> open-source the entire search index db and accompanying webserver software, ma...

41b696ef1113 · on Aug 25, 2022

I was curious, so as a point of comparison, the latest Common Crawl [0] is 3.1 billion pages and 370 TB uncompressed. I would presume that Bing would be significantly larger given commercial interests.

[0]: https://commoncrawl.org/connect/blog/

unknownaccount · on Aug 25, 2022

If somehow Google and AskJeeves worked perfectly fine 20 years ago for millions of monthly users, I find it hard to believe a modern powerful computer lacks the resources to support a search engine for a single person.

jamesrr39 · on Aug 25, 2022

What is the largest hard disk one can buy nowadays? I found a WD Gold 20TB. You'd need 19 of them plugged into your computer just to hold the uncompressed archive from Common Crawl.

unknownaccount · on Aug 25, 2022

Yet somehow search engines like Google and AskJeeves existed and worked alright 20+ years ago on hardware 1/1000th as powerful as it is today.

newuserisnew · on Aug 25, 2022

firstly Google was founded in 1998 that is 23 years ago.

Secondly from 2000 - 2018 the internet went form having ~17.000.000 unique domains to having ~1.600.000.000 unique domains. see: https://www.internetlivestats.com/total-number-of-websites/

The performance for desktop computers have actually not increased as much as you would think: https://www.karlrupp.net/2015/06/40-years-of-microprocessor-...

Your assumption is correct if you look at supercomputers, where the fastest in the world in 1999 could produce ~2.3 TFLOPS and in 2018 it could produce 122 PFLOPS which is around 5000 times the increase in FLOPS.

But i doubt most of the people you would want to go through this index has access to a super computer.

tsimionescu · on Aug 25, 2022

I wouldn't be surprised if the indexed subset of Facebook alone were more than 1000x larger than all of the indexed web 20 years ago. The web in general has probably expanded many millions or hundreds of millions of times.
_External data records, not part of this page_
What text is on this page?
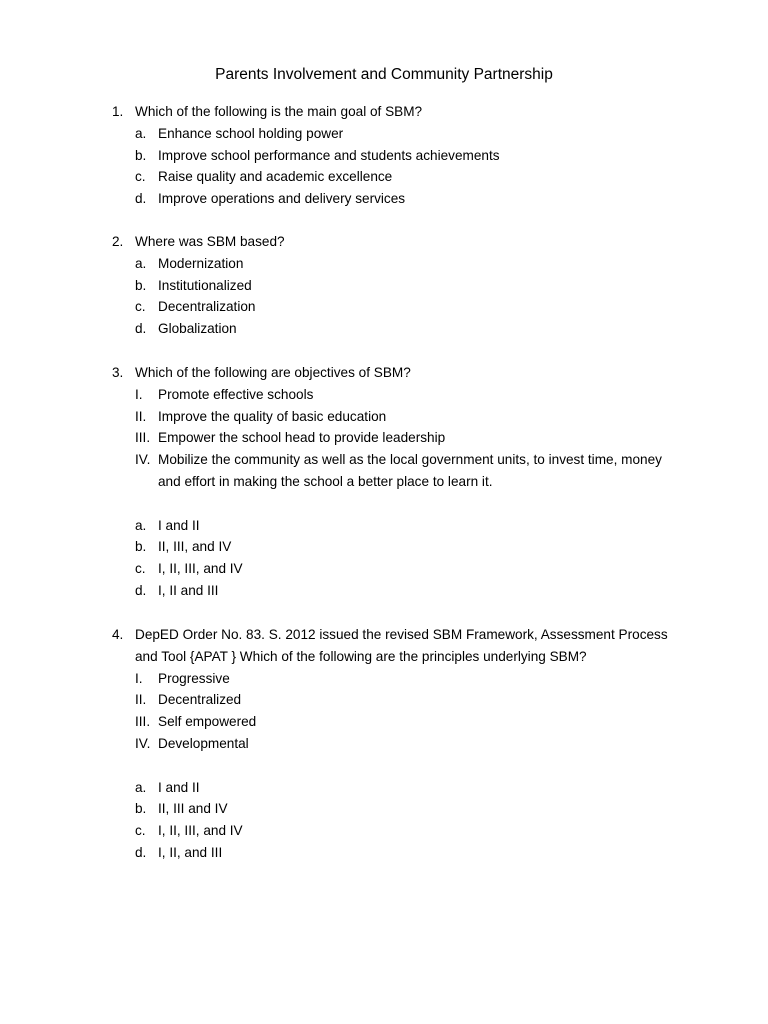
Parents Involvement and Community Partnership
1. Which of the following is the main goal of SBM?
a. Enhance school holding power
b. Improve school performance and students achievements
c. Raise quality and academic excellence
d. Improve operations and delivery services
2. Where was SBM based?
a. Modernization
b. Institutionalized
c. Decentralization
d. Globalization
3. Which of the following are objectives of SBM?
I.	Promote effective schools
II. Improve the quality of basic education
III. Empower the school head to provide leadership
IV. Mobilize the community as well as the local government units, to invest time, money
and effort in making the school a better place to learn it.
a. I and II
b. II, III, and IV
c. I, II, III, and IV
d. I, II and III
4. DepED Order No. 83. S. 2012 issued the revised SBM Framework, Assessment Process
and Tool {APAT } Which of the following are the principles underlying SBM?
I.	Progressive
II. Decentralized
III. Self empowered
IV. Developmental
a. I and II
b. II, III and IV
c. I, II, III, and IV
d. I, II, and III
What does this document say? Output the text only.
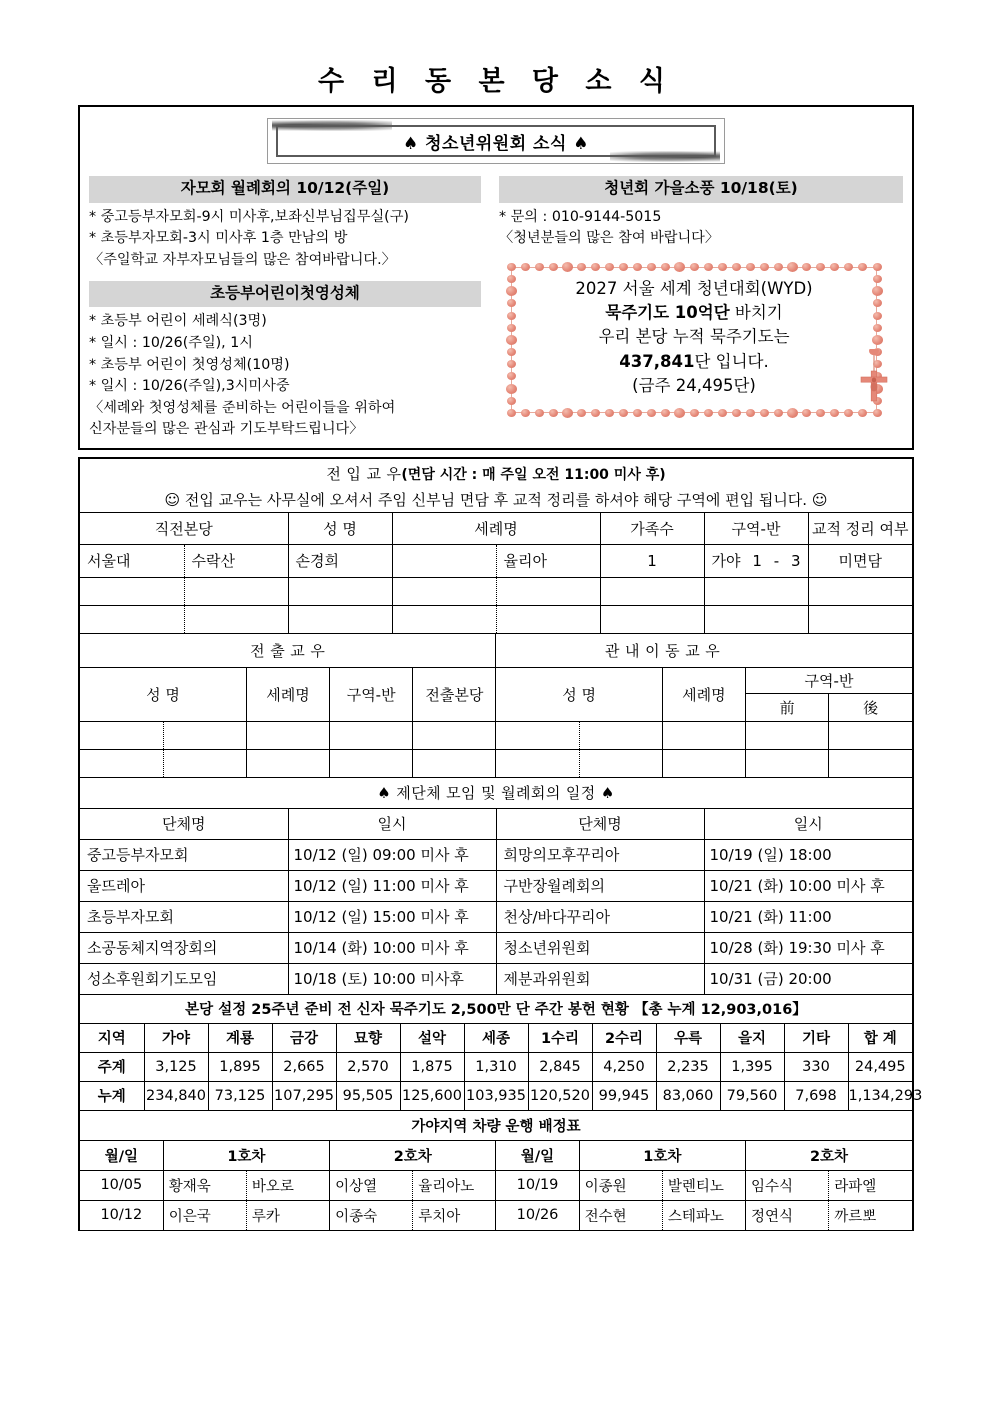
수 리 동 본 당 소 식
♠ 청소년위원회 소식 ♠
자모회 월례회의 10/12(주일)
* 중고등부자모회-9시 미사후,보좌신부님집무실(구)
* 초등부자모회-3시 미사후 1층 만남의 방
〈주일학교 자부자모님들의 많은 참여바랍니다.〉
초등부어린이첫영성체
* 초등부 어린이 세례식(3명)
* 일시 : 10/26(주일), 1시
* 초등부 어린이 첫영성체(10명)
* 일시 : 10/26(주일),3시미사중
〈세례와 첫영성체를 준비하는 어린이들을 위하여
신자분들의 많은 관심과 기도부탁드립니다〉
청년회 가을소풍 10/18(토)
* 문의 : 010-9144-5015
〈청년분들의 많은 참여 바랍니다〉
2027 서울 세계 청년대회(WYD)
묵주기도 10억단 바치기
우리 본당 누적 묵주기도는
437,841단 입니다.
(금주 24,495단)
전 입 교 우(면담 시간 : 매 주일 오전 11:00 미사 후)							
☺ 전입 교우는 사무실에 오셔서 주임 신부님 면담 후 교적 정리를 하셔야 해당 구역에 편입 됩니다. ☺							
직전본당		성 명	세례명		가족수	구역-반	교적 정리 여부

서울대	수락산	손경희		율리아	1	가야 1 - 3	미면담

전 출 교 우					관 내 이 동 교 우				
성 명		세례명	구역-반	전출본당	성 명		세례명	구역-반	
								前	後

♠ 제단체 모임 및 월례회의 일정 ♠			
단체명	일시	단체명	일시

중고등부자모회	10/12 (일) 09:00 미사 후	희망의모후꾸리아	10/19 (일) 18:00

울뜨레아	10/12 (일) 11:00 미사 후	구반장월례회의	10/21 (화) 10:00 미사 후

초등부자모회	10/12 (일) 15:00 미사 후	천상/바다꾸리아	10/21 (화) 11:00

소공동체지역장회의	10/14 (화) 10:00 미사 후	청소년위원회	10/28 (화) 19:30 미사 후

성소후원회기도모임	10/18 (토) 10:00 미사후	제분과위원회	10/31 (금) 20:00
본당 설정 25주년 준비 전 신자 묵주기도 2,500만 단 주간 봉헌 현황 【총 누계 12,903,016】												
지역	가야	계룡	금강	묘향	설악	세종	1수리	2수리	우륵	을지	기타	합 계
주계	3,125	1,895	2,665	2,570	1,875	1,310	2,845	4,250	2,235	1,395	330	24,495
누계	234,840	73,125	107,295	95,505	125,600	103,935	120,520	99,945	83,060	79,560	7,698	1,134,293
가야지역 차량 운행 배정표									
월/일	1호차		2호차		월/일	1호차		2호차	
10/05	황재욱	바오로	이상열	율리아노	10/19	이종원	발렌티노	임수식	라파엘

10/12	이은국	루카	이종숙	루치아	10/26	전수현	스테파노	정연식	까르뽀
unknownaccount · on Aug 25, 2022

Personally I wouldn’t mind if trash/spam sites like Facebook/Twitter were omitted from the database. As well as non-English content, being as though I only speak English. Remove trash/spam/non-english from the db and the size of that 300TB will be cut down substantially to the point it is feasible for a single person to store. After all, even if somebody wanted to store the whole 300TB db would cost about $4000 in hard drives which is not as totally out-of-reach as some people here are making it seem.

denysvitali · on Aug 25, 2022

I think the web didn't have the same amount of websites 20 years ago...

rpdillon · on Aug 25, 2022

That was a very different internet. Search engines aren't something you build once and then you just have them. Constant, extensive work is necessary. It's quite literally a global-scale task to do this effectively.